Even this is pretty rare, since the One True Shell[312] seems to have a lot more flexibility, especially for scripted items.

[312]That's /bin/sh, or whatever your Unix system has installed as the most Bourne-like shell. If you don't have a One True Shell, Perl figures out how to invoke some other command-line interpreter, with notable consequences -- noted, that is, in the documentation for that Perl port.
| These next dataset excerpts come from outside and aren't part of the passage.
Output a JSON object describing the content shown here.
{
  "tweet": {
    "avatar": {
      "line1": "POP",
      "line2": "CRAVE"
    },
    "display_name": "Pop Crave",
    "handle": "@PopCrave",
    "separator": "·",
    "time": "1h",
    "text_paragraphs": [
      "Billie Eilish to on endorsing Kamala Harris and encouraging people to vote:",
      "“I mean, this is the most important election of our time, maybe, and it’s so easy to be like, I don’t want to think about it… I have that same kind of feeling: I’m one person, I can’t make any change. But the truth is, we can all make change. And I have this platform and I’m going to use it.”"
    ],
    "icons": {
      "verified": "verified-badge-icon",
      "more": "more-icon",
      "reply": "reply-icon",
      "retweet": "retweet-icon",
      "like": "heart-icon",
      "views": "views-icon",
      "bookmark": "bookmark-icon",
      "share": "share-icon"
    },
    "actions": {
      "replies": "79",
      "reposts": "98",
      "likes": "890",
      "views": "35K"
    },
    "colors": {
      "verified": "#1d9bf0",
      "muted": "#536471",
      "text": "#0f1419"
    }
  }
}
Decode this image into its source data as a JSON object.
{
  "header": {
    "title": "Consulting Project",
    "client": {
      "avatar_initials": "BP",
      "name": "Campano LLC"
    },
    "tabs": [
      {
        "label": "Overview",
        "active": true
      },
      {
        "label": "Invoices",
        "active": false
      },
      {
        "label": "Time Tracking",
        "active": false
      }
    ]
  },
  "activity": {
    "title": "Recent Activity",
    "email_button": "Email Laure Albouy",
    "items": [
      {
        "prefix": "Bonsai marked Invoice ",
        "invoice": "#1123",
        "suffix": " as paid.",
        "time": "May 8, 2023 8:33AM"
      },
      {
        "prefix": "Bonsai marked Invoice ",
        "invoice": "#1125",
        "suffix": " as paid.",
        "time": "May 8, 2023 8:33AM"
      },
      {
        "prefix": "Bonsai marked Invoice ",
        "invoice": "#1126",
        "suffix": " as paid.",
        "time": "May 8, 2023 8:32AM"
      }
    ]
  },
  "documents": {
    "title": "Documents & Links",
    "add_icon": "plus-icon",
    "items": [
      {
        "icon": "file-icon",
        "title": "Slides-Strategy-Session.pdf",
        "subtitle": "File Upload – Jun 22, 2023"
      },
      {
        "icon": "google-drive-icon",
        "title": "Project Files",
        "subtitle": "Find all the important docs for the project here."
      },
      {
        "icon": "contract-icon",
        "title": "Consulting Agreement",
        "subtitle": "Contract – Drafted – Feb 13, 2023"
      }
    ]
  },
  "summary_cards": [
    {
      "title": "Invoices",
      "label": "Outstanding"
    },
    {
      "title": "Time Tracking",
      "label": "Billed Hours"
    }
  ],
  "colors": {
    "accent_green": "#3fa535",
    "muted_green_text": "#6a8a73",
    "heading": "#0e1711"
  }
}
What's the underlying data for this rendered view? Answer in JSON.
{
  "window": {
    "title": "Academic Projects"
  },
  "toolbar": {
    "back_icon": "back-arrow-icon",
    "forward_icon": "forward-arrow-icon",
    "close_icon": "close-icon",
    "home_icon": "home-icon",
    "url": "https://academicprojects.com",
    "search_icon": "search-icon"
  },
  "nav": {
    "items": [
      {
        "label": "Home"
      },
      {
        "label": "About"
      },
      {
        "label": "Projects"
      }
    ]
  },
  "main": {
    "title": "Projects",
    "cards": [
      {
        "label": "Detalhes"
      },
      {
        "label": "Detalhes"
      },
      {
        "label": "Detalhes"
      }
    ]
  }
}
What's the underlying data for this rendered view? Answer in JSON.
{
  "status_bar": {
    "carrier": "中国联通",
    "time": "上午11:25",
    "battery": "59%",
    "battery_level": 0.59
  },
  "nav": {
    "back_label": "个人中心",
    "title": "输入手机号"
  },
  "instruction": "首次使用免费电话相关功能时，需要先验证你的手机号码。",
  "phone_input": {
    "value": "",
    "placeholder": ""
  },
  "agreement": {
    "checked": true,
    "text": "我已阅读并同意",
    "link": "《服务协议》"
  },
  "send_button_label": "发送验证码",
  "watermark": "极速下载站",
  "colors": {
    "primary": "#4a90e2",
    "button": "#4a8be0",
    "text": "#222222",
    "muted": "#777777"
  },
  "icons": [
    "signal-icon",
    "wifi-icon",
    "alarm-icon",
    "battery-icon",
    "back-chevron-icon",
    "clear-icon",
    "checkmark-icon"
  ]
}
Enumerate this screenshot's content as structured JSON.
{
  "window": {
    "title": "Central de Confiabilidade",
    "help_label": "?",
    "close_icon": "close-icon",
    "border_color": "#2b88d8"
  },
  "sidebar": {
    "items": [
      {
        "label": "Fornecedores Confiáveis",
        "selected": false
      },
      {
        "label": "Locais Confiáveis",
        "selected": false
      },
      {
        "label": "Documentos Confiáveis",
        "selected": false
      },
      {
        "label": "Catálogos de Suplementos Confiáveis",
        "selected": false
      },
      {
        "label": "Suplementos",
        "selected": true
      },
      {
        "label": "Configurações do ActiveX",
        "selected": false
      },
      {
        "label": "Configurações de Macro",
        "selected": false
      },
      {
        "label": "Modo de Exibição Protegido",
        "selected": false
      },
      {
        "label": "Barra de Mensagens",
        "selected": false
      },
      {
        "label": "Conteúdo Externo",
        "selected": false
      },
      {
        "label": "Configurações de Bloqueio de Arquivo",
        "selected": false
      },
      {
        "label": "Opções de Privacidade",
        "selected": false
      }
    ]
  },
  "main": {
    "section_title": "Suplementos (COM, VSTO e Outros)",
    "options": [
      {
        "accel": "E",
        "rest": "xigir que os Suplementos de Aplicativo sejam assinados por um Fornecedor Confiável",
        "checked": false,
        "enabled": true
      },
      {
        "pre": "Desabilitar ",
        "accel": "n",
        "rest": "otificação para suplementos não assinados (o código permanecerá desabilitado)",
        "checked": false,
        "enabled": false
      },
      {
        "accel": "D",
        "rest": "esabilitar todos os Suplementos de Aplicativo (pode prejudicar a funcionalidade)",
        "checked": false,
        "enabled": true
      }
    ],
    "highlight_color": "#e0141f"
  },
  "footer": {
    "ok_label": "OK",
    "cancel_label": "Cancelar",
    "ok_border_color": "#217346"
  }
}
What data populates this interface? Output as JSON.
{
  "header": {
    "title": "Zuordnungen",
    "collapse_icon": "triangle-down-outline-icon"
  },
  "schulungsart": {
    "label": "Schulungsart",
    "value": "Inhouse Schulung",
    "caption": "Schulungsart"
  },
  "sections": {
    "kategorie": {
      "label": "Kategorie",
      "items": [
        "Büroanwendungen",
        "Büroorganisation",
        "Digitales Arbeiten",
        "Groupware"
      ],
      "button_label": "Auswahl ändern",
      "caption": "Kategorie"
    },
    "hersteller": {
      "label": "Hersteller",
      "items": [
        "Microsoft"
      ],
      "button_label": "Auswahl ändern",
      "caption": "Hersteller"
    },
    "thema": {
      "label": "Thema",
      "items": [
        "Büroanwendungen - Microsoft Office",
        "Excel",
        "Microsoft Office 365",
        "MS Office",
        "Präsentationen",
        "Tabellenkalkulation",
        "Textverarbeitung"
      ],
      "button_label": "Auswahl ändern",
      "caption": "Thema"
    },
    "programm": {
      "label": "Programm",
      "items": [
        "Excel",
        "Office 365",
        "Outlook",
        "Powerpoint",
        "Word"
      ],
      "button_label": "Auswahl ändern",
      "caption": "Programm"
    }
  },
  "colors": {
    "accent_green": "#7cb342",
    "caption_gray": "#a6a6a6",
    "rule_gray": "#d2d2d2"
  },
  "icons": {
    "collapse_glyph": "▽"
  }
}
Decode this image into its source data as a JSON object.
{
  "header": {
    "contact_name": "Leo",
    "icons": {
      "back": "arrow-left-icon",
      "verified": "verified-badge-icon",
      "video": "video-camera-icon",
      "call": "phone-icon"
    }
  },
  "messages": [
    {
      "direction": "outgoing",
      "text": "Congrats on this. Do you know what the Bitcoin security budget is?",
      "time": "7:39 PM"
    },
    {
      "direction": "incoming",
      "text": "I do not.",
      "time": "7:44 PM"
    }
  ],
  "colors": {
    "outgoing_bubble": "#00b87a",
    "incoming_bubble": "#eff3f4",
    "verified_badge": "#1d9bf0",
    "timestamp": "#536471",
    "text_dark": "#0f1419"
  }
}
The return value of the system operator is based upon the exit status of the child command[313]. In Unix, an exit value of 0 means that everything is OK, and a non-zero exit value usually indicates that something went wrong:

[313]It's actually the "wait" status, which is the child exit code times 256, plus 128 if core was dumped, plus the signal number triggering termination, if any. But we rarely check the specifics of that, and a simple true/false value suffices for nearly all applications.

unless (system "date") {
  # Return was zero - meaning success
  print "We gave you a date, OK!\n";
}

Note that this is backward from the normal "true is good -- false is bad" strategy for most of the operators, so to write a typical "do this or die" style, we'll need to flip false and true. The easiest way is to simply prefix the system operator with a bang (the logical-not operator):

!system "rm -rf files_to_delete" or die "something went wrong";

In this case, including $! in the error message would not be appropriate, because the failure is most likely somewhere within the experience of the rm command, and it's not a system-call related error within Perl that $! can reveal.